MATHEMATICAL FOUNDATIONS OF CONDITIONALS AND THEIR PROBABILISTIC ASSIGNMENTS

Abstract

This paper addresses the mathematical modeling of information as originally expressed in natural language in conditional form. A number of different conditional event algebras—all avoiding the Lewis triviality result—are briefly surveyed, including the main body of those proposed previously, classified as Type I, and the newly expanded Type II product space approach (PS) originally independently offered by Van Fraasen. The issue of higher order conditionals and triviality is also discussed. In addition, this work considers two basic results of McGee: Firstly, this paper provides a new general procedure (M) which specializes to that result of McGee, where in effect, the probability evaluations of logical compounds of conditionals in the PS approach are independently derived from a fair standard betting scheme, though McGee does not obtain any explicit conditional event algebra underpinning for these evaluations. The new procedure, which can act upon any Type I conditional event algebra, is based, in part, upon decision theory principles, and in part, upon a fine-tuned evaluation of the third or indeterminate values of the three-valued logic form of Type I conditionals.
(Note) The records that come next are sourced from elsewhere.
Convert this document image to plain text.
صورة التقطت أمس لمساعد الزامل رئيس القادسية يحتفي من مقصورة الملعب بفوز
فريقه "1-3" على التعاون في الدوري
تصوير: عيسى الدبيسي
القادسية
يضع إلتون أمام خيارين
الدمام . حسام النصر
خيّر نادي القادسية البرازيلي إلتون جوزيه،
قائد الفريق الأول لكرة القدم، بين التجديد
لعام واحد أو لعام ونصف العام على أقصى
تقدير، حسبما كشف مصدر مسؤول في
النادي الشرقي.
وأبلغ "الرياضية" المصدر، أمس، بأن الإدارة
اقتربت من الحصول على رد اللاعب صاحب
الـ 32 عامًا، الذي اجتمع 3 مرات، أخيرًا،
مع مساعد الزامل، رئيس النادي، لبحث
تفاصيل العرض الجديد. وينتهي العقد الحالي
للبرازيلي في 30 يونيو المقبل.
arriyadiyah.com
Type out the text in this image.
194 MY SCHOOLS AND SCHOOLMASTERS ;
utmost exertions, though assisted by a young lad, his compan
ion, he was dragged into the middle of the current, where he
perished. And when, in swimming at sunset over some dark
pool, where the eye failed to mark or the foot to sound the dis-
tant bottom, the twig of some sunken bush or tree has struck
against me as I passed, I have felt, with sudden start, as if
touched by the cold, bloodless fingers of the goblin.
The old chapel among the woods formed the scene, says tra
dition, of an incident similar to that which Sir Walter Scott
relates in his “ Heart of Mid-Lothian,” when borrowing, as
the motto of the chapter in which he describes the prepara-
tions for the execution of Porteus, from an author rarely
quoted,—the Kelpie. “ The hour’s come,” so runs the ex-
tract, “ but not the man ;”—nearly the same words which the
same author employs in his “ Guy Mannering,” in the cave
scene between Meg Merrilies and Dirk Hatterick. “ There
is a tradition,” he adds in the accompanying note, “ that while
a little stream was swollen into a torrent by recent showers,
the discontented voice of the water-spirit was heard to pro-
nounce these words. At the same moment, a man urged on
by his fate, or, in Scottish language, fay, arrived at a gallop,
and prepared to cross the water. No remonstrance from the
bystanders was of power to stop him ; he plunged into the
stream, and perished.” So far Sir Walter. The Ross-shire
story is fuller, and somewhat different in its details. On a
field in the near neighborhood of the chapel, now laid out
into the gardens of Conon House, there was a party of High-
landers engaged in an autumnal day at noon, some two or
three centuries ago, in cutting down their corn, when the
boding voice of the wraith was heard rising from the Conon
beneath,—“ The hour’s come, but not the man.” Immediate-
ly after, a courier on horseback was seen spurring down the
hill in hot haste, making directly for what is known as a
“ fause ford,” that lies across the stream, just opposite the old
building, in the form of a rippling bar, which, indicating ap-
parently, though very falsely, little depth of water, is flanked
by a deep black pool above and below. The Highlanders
It is shown that McGee’s derivation is equivalent to M acting upon the Type I conditional event algebra called GNW in the literature—or equivalently the min, max, 1-() conjunctive, disjunctive, negation fragment of Lukasiewicz’ three-valued logic. On the other hand, it is shown that the action of M upon another Type I conditional event algebra called SAC in the literature—equivalent to a corresponding fragment of a three-valued logic originally proposed by Sobocinski—leads back to the same conditional event algebra. Secondly, this paper provides a new characterization of PS , corresponding to McGee’s second result, and which, unlike McGee, does not assume—nor is compatible, in general, with—the import-export rule. Among other topics discussed, are conditional random variables, deduction and non-monotonic logic applications.